Gaps between consecutive pairs of twin primes.

Question

One can have a gap of $4$ between consecutive pairs of twin primes as in $17-13=4$ for twins $(11,13)$ and $(17,19)$. There is also a gap of $10$ between $19$ and $29$ in twins $(17,19)$ and $(29,31)$ were it not for $23; 19$ and $29$ are not consecutive primes. Are there such gaps greater than $4$ for consecutive primes that are members of pairs of twin primes?

Answer 1

Yes: $419,421,431,433$ are consecutive primes who are also twin primes, there are probably smaller counterexamples.

Edit: Yep, $137,139,149,151$ is the smallest counterexample.

Answer 2

All primes greater than $3$ have the form $6m\pm 1$ (which is NOT to say that all numbers of the form $6m\pm 1$ are primes), so any twin prime (other than $3,5$) will consist of numbers $6m-1,\ 6m+1$ for some $m$. We can then see that the separation between any two twin prime pairs will be $(6k-1)-(6j+1)=6(k-j)-2$.

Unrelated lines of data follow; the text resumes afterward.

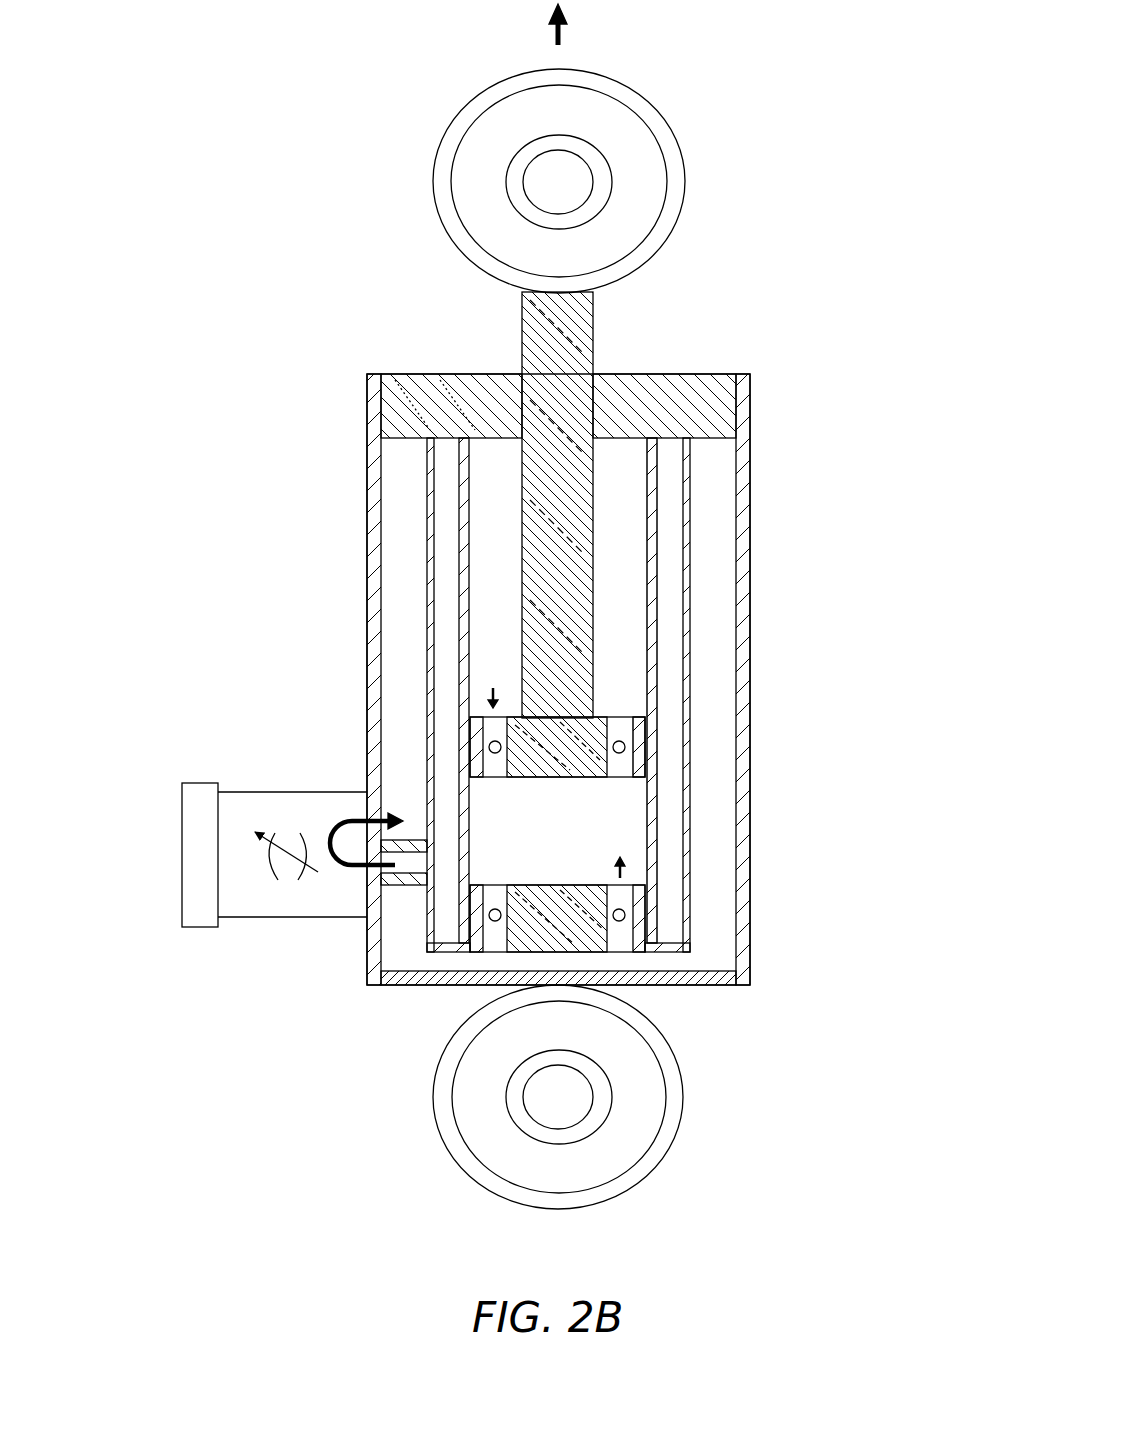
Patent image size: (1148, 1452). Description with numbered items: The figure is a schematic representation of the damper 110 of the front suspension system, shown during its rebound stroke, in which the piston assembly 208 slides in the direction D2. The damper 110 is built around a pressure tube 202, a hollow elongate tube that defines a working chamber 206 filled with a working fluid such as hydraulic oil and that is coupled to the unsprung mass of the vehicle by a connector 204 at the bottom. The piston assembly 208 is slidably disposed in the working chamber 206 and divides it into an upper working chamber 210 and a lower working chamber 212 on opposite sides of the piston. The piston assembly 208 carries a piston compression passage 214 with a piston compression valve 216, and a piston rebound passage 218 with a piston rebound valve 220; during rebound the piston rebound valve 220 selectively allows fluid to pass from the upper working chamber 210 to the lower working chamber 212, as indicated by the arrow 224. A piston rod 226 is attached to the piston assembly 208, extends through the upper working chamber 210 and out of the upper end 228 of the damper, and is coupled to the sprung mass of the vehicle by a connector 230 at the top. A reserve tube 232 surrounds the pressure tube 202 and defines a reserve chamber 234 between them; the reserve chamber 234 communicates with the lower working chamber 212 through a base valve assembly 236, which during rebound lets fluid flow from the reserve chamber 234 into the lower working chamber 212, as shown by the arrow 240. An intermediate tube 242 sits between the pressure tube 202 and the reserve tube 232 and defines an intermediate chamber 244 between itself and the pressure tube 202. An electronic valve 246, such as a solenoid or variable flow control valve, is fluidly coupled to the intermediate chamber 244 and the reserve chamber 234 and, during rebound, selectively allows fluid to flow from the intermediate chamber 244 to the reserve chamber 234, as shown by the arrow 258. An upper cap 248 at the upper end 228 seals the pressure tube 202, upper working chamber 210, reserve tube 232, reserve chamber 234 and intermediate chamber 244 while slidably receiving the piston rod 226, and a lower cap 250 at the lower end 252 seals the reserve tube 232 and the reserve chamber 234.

The damper 110 is at (824, 70).
The direction D2 is at (562, 28).
The connector 230 is at (651, 133).
The piston rod 226 is at (572, 325).
The upper end 228 is at (758, 372).
The upper cap 248 is at (405, 380).
The reserve tube 232 is at (752, 752).
The lower cap 250 is at (703, 985).
The lower end 252 is at (760, 992).
The intermediate tube 242 is at (427, 520).
The intermediate chamber 244 is at (460, 578).
The pressure tube 202 is at (657, 496).
The working chamber 206 is at (620, 470).
The upper working chamber 210 is at (505, 487).
The piston assembly 208 is at (555, 713).
The piston rebound passage 218 is at (482, 762).
The piston rebound valve 220 is at (489, 747).
The piston compression valve 216 is at (625, 747).
The piston compression passage 214 is at (640, 722).
The arrow 224 is at (493, 688).
The lower working chamber 212 is at (618, 826).
The arrow 240 is at (622, 868).
The base valve assembly 236 is at (570, 958).
The reserve chamber 234 is at (414, 927).
The arrow 258 is at (352, 868).
The electronic valve 246 is at (190, 905).
The connector 204 is at (683, 1093).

The first thing this tells us is that the separation between twin prime pairs will be $-2\equiv 4 \bmod 6$, or numbers such as $4,10,16,22, \dots$

You identified separations of $4$ which are true gaps, having no intervening primes (you can prove to yourself that a separation of $4$, when it occurs, must be a gap without any primes in it). 'I was suspended for talking' identified gaps of $10$. Gaps of $16$ are not hard to find: $(1931,1933),(1949,1951)$ and $(2111,2113),(2129,2131)$.

As an oddity, you might be interested in $(4217,4219),(4229,4231),(4241,4243)$ which features two consecutive gaps of $10$.

I suspect that there is no reason that examples of larger gaps cannot be found, although the effort of looking for them may not be entirely worthwhile, unless you have some futher application in mind.